Last ward shift (this year)

I want to tell you about so many different patients, so many amazing stories, but I'm tired and it's time for bed and I'm hoping to have the energy to tell you more stories tomorrow.  For tonight though, I'm done.
I finished my last shift on the ward. 
The hospital will officially close during the day on Friday.  In small groups we're sending all of our patients home.  Mostly healed.  Some not quite.  Some will need to do their own wound care.  Some will go to a local hospital for wound care. 
Already, B ward, my ward, has closed.  Everyone transferred out this morning, or was discharged.  C ward closed  last week.  A ward will close on Thursday.  And D ward will close on Friday. 
Tomorrow I will join the ever-increasing number of nurses on cleaning duty.  Emptying wards, packing things aways safely, scrubbing everything down.  Scanning charts into computers, shredding documents, unpacking containers, whatever jobs need doing to start preparing us for the sail.  Here, we really learn to be flexible. 
In the midst of this cleaning and packing are the plastics patients that I've gotten to know since September.  Our long-term patients.  All with little problems healing that have kept them here far too long.  They are the ones we are praying over.  For healing. 
Little Lesha is 2 years old and had her fingers seperated (burn injury).  She is a little ball of energy and attitude, somewhat spoiled, but loveable all the same.  She still has two tiny open spots on her hand and a couple on her donor site, and they are infected.  But mama is good with dressings and will take over her care when we go. 

Mohammed is 6 and launches himself at you when you enter the ward.  He has a bad habit of sneaking off the ward to play in the hall or slipping into other wards to look for friends.  He even escaped to other parts of the ship once.  He had his hand opened up from the odd-shaped fist that he came here with, caused by boiling water at the age of one.  He has been sooo close to healing for a long time now.  And still we pray and hope that the spot between his fingers and on his wrist will close. 
Kadiatu had an infected ulcer on her leg that they tried to treat for a year.  Finally, when she came to the ship we were able to help close things up.  The area has taken a while to heal and had finally closed up... when she got a skin tear yesterday as the skin was still so fragile.  She was really disappointed but we're teaching wound care to her and her mother.  Kadiatu is a really sweet girl in "Form 1" which is about grade 9 and she tells me she wants to be a nurse, so she is always watching closely what we do and wanting to learn from us.
 And the last one I want to tell you about is Ramatu.  She had extensive surgery on her leg to release contractures.  She is a very strong willed little girl and talks like a little dictator.

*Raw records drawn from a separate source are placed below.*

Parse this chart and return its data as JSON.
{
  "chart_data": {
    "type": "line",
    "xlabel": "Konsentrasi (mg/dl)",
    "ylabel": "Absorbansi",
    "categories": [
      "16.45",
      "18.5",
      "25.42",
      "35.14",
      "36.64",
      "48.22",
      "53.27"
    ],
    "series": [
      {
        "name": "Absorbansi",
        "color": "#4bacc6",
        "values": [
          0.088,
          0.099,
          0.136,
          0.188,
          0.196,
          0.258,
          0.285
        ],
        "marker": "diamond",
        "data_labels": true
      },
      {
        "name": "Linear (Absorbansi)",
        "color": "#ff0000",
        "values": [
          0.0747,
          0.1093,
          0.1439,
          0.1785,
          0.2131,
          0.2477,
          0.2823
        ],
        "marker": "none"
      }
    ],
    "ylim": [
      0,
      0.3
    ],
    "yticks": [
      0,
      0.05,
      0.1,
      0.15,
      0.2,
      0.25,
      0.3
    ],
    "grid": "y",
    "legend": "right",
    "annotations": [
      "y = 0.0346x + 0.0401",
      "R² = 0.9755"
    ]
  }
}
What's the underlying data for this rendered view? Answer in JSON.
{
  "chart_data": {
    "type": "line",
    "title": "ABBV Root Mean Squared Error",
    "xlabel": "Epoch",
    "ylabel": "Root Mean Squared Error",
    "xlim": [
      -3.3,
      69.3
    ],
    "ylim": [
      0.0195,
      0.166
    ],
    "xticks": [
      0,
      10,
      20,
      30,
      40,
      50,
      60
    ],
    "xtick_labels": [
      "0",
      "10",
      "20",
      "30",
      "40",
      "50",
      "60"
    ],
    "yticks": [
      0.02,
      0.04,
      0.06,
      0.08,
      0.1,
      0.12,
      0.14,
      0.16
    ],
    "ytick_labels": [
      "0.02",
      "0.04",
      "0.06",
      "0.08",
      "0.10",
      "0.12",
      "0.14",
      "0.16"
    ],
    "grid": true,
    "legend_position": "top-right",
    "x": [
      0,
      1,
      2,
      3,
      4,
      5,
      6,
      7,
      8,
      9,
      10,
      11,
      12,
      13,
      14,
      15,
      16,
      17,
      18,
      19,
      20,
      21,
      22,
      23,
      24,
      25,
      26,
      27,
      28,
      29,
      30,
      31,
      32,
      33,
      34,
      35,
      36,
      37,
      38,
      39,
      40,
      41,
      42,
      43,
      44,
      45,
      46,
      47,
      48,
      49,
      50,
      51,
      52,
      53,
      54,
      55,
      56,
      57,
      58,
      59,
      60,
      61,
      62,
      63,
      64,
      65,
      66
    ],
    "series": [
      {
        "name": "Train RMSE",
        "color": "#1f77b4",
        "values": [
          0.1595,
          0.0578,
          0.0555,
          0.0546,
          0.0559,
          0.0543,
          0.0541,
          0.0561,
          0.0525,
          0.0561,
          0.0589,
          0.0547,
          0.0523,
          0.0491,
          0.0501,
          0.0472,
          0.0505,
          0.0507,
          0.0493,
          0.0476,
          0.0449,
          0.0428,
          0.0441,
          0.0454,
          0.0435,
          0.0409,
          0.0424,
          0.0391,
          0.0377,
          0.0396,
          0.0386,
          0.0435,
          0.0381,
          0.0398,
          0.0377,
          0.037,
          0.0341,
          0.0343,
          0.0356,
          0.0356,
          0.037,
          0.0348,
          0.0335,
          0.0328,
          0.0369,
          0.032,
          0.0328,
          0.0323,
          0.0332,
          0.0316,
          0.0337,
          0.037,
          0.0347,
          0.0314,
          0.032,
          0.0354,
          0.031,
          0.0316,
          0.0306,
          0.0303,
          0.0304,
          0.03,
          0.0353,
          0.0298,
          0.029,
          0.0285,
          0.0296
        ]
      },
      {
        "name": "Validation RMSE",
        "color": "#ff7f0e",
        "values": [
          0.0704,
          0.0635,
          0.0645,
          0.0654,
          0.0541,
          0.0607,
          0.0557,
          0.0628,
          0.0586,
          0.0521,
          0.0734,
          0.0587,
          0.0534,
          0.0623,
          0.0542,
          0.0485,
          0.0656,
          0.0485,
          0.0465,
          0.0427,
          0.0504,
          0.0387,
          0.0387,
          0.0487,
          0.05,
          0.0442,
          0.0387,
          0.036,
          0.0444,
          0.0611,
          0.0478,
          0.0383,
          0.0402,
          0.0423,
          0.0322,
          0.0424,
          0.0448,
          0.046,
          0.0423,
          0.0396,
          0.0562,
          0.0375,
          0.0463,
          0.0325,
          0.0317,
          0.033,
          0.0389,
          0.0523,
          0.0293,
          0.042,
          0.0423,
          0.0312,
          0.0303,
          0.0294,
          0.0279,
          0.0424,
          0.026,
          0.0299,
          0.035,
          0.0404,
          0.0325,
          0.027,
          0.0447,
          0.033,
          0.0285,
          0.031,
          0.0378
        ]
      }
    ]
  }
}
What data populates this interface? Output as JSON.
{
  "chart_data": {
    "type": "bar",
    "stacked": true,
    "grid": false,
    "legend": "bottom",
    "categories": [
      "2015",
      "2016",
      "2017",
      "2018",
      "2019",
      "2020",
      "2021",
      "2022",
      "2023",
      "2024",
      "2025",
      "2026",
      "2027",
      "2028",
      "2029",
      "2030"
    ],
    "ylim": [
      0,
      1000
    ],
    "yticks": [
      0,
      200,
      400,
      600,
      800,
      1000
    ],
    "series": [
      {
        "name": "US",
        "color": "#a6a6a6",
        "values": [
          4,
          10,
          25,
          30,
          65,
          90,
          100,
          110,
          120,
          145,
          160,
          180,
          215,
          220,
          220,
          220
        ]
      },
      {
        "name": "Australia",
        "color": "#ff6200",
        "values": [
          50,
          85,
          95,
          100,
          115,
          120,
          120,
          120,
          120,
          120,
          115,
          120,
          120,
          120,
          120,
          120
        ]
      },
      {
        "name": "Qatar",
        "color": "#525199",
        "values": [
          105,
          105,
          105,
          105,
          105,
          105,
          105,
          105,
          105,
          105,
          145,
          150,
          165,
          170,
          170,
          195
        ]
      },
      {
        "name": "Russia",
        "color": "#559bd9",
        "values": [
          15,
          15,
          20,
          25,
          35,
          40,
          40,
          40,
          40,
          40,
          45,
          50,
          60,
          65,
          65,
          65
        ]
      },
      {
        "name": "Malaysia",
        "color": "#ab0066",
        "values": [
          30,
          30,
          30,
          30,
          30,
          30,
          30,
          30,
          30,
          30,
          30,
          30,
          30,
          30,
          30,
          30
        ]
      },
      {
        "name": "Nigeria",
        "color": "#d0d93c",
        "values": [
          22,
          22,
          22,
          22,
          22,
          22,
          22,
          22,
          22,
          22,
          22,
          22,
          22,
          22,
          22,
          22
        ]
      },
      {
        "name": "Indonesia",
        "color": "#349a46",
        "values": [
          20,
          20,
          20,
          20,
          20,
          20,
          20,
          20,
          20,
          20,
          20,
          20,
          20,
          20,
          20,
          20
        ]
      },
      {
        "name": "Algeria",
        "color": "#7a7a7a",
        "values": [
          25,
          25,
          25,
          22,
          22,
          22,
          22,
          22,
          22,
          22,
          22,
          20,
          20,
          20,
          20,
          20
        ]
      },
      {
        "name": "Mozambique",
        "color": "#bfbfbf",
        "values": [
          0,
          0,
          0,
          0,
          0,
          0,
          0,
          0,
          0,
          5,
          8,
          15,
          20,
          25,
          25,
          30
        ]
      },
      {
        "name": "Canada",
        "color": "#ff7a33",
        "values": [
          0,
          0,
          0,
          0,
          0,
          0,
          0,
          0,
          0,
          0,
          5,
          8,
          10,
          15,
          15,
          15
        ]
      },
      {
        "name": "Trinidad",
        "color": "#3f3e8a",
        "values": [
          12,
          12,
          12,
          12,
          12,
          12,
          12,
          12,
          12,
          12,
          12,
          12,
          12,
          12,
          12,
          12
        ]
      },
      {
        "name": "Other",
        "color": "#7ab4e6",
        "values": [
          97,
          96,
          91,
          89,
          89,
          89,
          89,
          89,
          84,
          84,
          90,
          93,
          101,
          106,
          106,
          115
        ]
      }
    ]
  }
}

I wouldn't be surprised to see her go far in life, given the chance. Absolutely charming and fun when she wants to be.
Unfortunately, she developed a horrendous reaction to dressing changes.  She became completely uncontrollable, no matter how many staff we had on hand or how many pain meds we gave, and finally they had to resort to anesthetic just to not let her open up all her wounds as she thrashed and screamed.  We've been praying over her for weeks now.  Today we had a miracle!  She needed no meds.  She made it through two dressing changes with nothing but distraction.  She is still not healed, but our hearts are at ease over this transformation.  Pray that healing is swift. 
If you need some ideas of what to pray for, please remember these young ones, and others that we are having to say goodbye to.  That they will heal in miraculous ways.  That God continues to touch their lives.  We will miss them all, but it is time for them to return to their homes.

1 comment:

Anonymous said...

Thanks Heather for the insight and I will pray for these little ones.